Constraining the ratio of median pixel optical depth profile around z ∼ 4 quasars using the longitudinal proximity effect

Abstract

ABSTRACT We present a detailed study of the longitudinal proximity effect using a sample of 85 quasars spanning an emission redshift range of 3.5 ≤ zem ≤ 4.5 and Lyman continuum luminosity (L912) ranging from 1.06 × 1031 to 2.24 × 1032 erg s−1 Hz−1. We use the high-quality spectra of these quasars obtained at a spectral resolution of R ∼ 5100 and S/N ∼ 30 using X-SHOOTER spectrograph mounted on the Very Large Telescope (VLT).

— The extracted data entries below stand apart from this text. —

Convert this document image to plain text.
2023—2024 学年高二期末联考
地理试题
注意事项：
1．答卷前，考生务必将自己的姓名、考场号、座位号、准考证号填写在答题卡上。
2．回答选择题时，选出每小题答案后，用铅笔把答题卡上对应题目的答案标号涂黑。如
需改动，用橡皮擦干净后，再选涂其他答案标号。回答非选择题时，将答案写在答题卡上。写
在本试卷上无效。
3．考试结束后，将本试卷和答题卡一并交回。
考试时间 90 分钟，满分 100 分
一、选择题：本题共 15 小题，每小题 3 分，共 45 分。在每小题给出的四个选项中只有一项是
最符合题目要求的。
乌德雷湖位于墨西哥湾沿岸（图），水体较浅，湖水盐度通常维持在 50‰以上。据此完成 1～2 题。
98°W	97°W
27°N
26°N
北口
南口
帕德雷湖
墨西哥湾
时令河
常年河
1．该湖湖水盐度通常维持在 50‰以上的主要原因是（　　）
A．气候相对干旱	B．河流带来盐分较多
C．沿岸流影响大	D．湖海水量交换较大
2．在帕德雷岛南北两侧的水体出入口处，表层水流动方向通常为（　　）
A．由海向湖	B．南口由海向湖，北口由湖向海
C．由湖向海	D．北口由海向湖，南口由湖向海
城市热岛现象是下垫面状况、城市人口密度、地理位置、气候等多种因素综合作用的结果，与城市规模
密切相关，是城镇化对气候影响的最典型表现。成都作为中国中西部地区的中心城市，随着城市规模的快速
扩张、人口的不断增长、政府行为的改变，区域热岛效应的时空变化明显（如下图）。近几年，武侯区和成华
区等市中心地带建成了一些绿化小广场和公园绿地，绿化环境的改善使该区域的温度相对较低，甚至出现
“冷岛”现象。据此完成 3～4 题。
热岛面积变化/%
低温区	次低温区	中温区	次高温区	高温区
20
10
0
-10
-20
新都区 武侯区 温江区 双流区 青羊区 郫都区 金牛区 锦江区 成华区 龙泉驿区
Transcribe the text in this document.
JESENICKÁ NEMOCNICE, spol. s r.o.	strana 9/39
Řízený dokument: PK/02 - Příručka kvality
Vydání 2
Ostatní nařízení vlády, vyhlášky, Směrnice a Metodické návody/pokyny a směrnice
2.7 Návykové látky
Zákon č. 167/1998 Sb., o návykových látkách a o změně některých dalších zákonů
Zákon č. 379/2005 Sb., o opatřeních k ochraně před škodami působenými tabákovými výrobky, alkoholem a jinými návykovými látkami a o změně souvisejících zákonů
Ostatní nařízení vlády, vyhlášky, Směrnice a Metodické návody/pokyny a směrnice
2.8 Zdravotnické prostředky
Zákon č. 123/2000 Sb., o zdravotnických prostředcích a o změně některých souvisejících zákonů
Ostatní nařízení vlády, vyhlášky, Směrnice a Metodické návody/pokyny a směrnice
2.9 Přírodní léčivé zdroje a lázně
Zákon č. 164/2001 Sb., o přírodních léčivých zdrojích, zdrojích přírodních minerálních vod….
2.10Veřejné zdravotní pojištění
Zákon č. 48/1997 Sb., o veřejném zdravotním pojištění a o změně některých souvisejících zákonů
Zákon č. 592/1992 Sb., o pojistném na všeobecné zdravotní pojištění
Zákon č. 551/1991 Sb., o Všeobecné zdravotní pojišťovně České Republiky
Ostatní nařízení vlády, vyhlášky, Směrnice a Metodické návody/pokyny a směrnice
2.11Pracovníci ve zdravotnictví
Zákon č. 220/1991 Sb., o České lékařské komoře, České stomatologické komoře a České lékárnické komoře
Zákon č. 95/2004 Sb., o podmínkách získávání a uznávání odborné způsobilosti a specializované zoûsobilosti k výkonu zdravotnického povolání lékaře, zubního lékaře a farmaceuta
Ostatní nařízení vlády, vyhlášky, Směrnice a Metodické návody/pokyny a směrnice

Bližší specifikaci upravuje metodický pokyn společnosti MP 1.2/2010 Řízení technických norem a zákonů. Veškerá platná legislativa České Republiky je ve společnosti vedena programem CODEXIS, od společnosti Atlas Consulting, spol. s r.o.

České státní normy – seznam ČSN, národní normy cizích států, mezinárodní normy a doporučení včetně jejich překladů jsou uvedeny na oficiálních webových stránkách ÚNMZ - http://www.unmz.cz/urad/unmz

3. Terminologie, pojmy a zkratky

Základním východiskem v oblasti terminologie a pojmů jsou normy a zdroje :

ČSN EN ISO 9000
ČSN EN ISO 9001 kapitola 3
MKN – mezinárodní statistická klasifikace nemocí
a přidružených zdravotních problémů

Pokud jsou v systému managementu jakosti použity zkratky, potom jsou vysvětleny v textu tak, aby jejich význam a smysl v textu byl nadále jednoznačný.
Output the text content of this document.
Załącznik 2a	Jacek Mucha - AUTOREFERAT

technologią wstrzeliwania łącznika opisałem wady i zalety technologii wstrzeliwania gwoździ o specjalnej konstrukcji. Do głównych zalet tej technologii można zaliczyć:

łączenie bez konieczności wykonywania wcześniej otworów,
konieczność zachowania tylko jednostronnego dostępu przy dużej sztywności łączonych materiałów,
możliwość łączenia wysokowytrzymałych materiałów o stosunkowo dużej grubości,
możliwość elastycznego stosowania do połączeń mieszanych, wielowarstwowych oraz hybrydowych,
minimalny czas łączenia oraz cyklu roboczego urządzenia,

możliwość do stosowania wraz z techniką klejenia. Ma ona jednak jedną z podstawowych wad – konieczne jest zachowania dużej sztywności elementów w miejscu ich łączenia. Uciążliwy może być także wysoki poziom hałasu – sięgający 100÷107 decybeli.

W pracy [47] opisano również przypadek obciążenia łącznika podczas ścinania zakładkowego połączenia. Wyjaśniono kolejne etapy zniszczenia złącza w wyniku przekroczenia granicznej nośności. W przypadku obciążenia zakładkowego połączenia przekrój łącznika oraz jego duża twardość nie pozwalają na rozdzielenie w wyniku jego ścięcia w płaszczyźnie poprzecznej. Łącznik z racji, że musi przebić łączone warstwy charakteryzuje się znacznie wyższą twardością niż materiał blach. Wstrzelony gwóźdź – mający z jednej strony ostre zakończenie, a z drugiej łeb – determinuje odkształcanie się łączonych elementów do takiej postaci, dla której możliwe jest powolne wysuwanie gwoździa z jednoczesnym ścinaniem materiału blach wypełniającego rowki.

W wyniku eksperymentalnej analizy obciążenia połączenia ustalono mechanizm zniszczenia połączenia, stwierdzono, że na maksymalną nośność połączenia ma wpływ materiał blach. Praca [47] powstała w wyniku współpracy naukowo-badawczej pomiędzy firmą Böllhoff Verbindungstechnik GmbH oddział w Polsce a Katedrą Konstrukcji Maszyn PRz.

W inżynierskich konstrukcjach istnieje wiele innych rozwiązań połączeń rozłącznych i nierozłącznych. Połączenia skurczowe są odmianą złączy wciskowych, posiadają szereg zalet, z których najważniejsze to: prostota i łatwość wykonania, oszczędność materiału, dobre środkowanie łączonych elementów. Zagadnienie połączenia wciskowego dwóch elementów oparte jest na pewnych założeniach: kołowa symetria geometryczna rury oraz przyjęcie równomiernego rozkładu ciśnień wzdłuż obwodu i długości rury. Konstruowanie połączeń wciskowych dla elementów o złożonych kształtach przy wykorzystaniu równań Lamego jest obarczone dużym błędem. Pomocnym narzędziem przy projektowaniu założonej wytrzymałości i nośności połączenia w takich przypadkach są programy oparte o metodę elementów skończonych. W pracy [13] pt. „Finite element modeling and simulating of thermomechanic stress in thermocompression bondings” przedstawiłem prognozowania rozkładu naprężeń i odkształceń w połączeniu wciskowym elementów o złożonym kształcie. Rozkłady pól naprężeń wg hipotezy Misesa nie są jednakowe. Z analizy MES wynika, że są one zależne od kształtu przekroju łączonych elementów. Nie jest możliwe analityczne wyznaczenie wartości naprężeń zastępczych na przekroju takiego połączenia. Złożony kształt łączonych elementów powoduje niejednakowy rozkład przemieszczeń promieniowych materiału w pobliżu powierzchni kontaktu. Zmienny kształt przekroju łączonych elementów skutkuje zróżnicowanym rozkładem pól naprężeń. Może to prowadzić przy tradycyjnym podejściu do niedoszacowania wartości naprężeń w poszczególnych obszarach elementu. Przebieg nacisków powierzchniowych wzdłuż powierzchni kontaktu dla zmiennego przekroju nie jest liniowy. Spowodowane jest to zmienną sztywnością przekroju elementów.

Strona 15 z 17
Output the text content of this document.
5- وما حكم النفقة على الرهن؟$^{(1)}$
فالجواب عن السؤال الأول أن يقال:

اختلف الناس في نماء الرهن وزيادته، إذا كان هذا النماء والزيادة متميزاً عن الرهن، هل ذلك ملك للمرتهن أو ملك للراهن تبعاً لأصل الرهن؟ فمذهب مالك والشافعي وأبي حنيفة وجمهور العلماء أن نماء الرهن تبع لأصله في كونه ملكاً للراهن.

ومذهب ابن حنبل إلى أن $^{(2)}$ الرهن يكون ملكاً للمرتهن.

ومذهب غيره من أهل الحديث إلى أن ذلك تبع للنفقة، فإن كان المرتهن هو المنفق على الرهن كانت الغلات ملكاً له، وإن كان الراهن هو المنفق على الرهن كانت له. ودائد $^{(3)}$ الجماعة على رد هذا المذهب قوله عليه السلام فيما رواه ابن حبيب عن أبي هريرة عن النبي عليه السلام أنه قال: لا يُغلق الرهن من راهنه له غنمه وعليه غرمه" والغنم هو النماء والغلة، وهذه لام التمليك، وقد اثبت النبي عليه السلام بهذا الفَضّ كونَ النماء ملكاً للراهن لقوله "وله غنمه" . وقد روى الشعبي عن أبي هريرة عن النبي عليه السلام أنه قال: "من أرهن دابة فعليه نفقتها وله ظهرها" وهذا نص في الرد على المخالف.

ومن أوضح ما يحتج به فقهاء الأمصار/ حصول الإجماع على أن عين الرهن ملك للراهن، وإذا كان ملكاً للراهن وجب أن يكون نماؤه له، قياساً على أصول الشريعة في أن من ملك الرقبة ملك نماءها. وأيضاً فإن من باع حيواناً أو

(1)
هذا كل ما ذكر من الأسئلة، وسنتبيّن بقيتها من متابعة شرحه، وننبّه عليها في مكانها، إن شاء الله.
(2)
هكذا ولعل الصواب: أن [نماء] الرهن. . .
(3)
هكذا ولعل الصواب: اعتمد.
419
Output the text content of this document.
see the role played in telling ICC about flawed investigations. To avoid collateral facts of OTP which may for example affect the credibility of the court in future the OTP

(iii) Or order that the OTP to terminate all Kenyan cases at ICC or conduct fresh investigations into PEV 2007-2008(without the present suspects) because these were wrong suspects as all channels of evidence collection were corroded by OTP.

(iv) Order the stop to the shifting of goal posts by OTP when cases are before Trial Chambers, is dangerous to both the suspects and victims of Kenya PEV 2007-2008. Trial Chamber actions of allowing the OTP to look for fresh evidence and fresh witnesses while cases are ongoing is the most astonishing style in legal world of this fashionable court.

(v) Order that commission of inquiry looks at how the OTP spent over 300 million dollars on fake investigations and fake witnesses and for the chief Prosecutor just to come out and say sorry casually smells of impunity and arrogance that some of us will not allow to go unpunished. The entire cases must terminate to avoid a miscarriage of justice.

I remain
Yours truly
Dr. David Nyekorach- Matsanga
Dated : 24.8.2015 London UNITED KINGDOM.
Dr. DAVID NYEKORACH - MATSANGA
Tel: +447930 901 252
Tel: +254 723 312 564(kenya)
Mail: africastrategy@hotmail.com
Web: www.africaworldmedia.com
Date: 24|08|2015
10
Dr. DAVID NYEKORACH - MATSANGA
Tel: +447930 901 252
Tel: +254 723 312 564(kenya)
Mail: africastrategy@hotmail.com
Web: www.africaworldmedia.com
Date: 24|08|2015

In our analysis, we compared the transmitted flux and pixel optical depth of the Ly α absorption originating from the vicinity of quasars to those from the general intergalactic medium (IGM) by using a redshift-matched control sample. The longitudinal proximity effect is found up to r ≤ 12 Mpc (proper) from quasars. By appropriately scaling up the pixel optical depth in the vicinity of quasars to account for the excess ionization by quasars, we constrain the ratio of median H i optical depth in the vicinity of the quasar to that of the IGM (Rτ(r)). The Rτ(r) is found to be significantly higher than unity up to 6 Mpc from the quasar with a typical radial profile of the form Rτ(r) = 1 + A × exp(− r/r0) with A = 9.16 ± 0.68 and r0 = 1.27 ± 0.08 Mpc. The integrated value of the scaled pixel optical depth over the radial bin of 0–6 Mpc is found to be higher by a factor of 2.55 ± 0.17 than the corresponding integrated value of the median pixel optical depth of the IGM. We also found Rτ(r) to be luminosity dependent.